Spectrograms of the source language and translated speech. The quality of the translation itself, it must be admitted, is not the best, but it sounds more natural.
Imitation of human cognitive abilitiesis one of the principles of machine learning. The Translatotron developers decided to use as input data for the translation of the spectrogram (images showing the dependence of the spectral power density of the signal on time) of the speech of the source and generate on their basis new spectrograms in the target language. This approach is very different from the cascade method of translation. Researchers note that, like any other case, the new system has its own advantages and disadvantages.
One of the advantages of the end-to-end translation methodis that despite its complexity, this process is one-step, not multi-step. Thus, with sufficient computing power, the Translatotron is able to translate faster. But even more importantly, the system preserves the character and characteristics of the original speech in translation, the voice data and the pace of the speaker’s speech, rather than reproducing the translation with a neutral synthetic voice.
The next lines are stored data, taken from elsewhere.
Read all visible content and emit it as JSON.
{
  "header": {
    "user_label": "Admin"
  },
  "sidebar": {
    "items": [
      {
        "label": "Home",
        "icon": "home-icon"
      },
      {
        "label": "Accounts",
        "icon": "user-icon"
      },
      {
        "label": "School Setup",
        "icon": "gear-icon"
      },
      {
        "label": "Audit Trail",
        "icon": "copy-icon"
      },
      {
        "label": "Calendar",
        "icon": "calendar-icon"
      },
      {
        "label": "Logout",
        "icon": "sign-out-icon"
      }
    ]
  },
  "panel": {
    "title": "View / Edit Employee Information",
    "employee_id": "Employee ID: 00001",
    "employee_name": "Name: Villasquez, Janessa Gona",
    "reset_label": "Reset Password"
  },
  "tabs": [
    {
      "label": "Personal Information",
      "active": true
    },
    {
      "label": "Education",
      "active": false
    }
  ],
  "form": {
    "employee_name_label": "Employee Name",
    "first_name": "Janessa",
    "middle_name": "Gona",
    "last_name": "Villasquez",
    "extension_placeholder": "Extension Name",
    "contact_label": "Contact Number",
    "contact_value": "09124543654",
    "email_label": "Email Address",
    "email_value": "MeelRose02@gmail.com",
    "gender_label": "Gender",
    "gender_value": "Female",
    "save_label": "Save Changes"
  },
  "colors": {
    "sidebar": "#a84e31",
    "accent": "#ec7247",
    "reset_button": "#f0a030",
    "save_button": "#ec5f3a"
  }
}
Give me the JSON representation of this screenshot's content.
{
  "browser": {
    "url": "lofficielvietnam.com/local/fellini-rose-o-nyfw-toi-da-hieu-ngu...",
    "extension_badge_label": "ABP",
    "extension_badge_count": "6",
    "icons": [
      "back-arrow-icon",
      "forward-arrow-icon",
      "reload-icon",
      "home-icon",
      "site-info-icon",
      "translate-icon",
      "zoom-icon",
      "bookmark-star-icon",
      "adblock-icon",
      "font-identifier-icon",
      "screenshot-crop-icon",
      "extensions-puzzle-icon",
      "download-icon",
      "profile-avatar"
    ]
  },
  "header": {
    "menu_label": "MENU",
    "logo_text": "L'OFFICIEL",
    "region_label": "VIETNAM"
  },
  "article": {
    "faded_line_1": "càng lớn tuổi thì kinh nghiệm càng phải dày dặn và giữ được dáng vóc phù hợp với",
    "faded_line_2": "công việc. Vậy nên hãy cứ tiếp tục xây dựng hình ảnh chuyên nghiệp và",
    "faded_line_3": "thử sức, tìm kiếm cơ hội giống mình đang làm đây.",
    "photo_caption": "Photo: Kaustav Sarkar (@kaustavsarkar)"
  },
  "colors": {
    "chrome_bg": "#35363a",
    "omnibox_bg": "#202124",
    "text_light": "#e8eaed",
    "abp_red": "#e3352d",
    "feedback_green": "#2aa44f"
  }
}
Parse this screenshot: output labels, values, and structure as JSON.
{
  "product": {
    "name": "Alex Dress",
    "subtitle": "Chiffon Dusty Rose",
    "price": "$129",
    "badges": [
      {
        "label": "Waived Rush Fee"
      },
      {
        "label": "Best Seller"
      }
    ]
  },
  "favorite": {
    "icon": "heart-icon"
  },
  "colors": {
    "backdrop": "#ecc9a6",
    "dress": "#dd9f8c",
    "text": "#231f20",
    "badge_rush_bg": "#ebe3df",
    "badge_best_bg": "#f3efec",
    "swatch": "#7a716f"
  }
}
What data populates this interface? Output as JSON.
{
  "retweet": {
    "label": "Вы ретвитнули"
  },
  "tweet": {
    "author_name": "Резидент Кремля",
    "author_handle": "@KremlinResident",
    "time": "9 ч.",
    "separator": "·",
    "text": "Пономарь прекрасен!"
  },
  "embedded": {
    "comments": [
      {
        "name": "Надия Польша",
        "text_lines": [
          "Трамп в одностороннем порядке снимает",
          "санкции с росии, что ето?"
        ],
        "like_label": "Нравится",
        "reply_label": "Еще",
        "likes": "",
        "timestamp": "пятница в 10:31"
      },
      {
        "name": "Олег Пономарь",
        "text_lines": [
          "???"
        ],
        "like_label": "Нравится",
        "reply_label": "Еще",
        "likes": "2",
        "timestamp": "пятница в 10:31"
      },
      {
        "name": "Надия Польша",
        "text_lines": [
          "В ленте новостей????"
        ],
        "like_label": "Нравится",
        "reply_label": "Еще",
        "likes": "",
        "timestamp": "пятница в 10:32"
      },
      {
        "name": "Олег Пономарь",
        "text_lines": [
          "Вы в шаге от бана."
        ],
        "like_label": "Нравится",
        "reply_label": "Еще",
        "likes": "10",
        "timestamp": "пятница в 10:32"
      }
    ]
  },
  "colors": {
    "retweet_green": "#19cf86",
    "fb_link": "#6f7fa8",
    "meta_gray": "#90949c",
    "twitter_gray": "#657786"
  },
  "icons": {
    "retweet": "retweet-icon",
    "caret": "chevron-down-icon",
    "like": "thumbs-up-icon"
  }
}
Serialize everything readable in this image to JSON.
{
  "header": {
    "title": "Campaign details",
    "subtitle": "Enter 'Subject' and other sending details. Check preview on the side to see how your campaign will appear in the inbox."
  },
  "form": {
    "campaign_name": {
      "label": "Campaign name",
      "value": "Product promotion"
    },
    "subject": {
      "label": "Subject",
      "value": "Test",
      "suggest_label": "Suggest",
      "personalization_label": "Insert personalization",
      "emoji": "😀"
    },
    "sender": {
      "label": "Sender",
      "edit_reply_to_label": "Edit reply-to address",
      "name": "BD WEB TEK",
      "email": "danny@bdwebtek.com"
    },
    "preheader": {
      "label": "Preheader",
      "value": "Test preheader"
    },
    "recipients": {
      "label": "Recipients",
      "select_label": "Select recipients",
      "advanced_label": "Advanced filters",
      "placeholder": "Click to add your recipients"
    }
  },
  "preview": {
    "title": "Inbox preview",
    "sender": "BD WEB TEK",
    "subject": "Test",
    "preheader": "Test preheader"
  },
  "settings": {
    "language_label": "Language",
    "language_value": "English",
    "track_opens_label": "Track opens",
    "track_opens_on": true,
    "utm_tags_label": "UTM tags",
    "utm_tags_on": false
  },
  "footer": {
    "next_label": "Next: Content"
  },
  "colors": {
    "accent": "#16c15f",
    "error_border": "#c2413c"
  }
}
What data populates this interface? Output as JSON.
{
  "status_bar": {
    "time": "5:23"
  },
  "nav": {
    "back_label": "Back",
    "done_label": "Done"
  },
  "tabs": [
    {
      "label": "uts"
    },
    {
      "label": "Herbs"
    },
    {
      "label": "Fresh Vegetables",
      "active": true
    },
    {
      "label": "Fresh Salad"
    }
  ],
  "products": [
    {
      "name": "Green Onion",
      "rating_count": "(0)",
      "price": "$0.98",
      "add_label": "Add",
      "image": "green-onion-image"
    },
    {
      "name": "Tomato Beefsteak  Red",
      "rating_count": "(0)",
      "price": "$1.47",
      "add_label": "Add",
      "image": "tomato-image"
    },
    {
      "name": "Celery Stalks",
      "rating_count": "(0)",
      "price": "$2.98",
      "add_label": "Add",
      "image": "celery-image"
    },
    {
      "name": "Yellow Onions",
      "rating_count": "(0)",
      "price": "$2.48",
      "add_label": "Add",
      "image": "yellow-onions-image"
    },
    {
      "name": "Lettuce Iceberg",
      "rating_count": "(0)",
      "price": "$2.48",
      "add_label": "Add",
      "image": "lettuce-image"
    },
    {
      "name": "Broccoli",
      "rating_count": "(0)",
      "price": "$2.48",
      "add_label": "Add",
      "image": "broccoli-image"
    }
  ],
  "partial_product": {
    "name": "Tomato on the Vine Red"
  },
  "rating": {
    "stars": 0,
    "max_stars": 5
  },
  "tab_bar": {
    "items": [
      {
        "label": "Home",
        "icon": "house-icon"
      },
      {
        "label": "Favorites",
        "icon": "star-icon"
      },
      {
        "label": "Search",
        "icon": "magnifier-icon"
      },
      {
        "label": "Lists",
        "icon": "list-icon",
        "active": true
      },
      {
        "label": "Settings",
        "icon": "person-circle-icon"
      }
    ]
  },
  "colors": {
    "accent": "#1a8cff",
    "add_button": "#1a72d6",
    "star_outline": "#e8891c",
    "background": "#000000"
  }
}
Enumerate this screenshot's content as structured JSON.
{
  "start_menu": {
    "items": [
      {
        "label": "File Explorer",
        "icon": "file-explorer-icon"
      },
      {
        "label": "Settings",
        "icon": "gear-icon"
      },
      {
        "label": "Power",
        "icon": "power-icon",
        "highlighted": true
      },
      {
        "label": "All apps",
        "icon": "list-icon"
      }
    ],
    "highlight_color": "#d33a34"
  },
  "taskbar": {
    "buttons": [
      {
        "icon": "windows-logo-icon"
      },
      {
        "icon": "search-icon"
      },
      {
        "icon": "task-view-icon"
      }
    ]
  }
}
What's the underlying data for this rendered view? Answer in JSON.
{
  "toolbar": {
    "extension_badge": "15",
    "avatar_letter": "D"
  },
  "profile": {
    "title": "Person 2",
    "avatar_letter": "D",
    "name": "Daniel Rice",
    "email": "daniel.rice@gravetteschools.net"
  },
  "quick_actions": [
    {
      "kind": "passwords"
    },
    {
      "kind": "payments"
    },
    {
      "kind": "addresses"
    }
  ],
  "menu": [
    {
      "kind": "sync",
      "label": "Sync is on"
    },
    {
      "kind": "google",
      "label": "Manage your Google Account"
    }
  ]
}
Those who understand linguistics, as well as those whoHe is engaged in speech synthesis technologies and will most likely agree that when translating, it is important not only what the person says, but how he says it. A change in the expression of the original speech in a translation speech can radically change the meaning of what has been said. Translatotron examples of work can be found by clicking on this link. Just do not pay attention to the quality of the translation itself, the transfer of intonation is more important.
Translatotron developers admit thatparts of the accuracy of the translation system has not yet outstripped the traditional cascade systems, but, like any machine learning model, it can improve over time. Given the advantage of retaining the original speaker’s voice even in translated speech, further research in this area may be useful for future AI-based Google translation systems.
You can discuss the news in our Telegram-chat.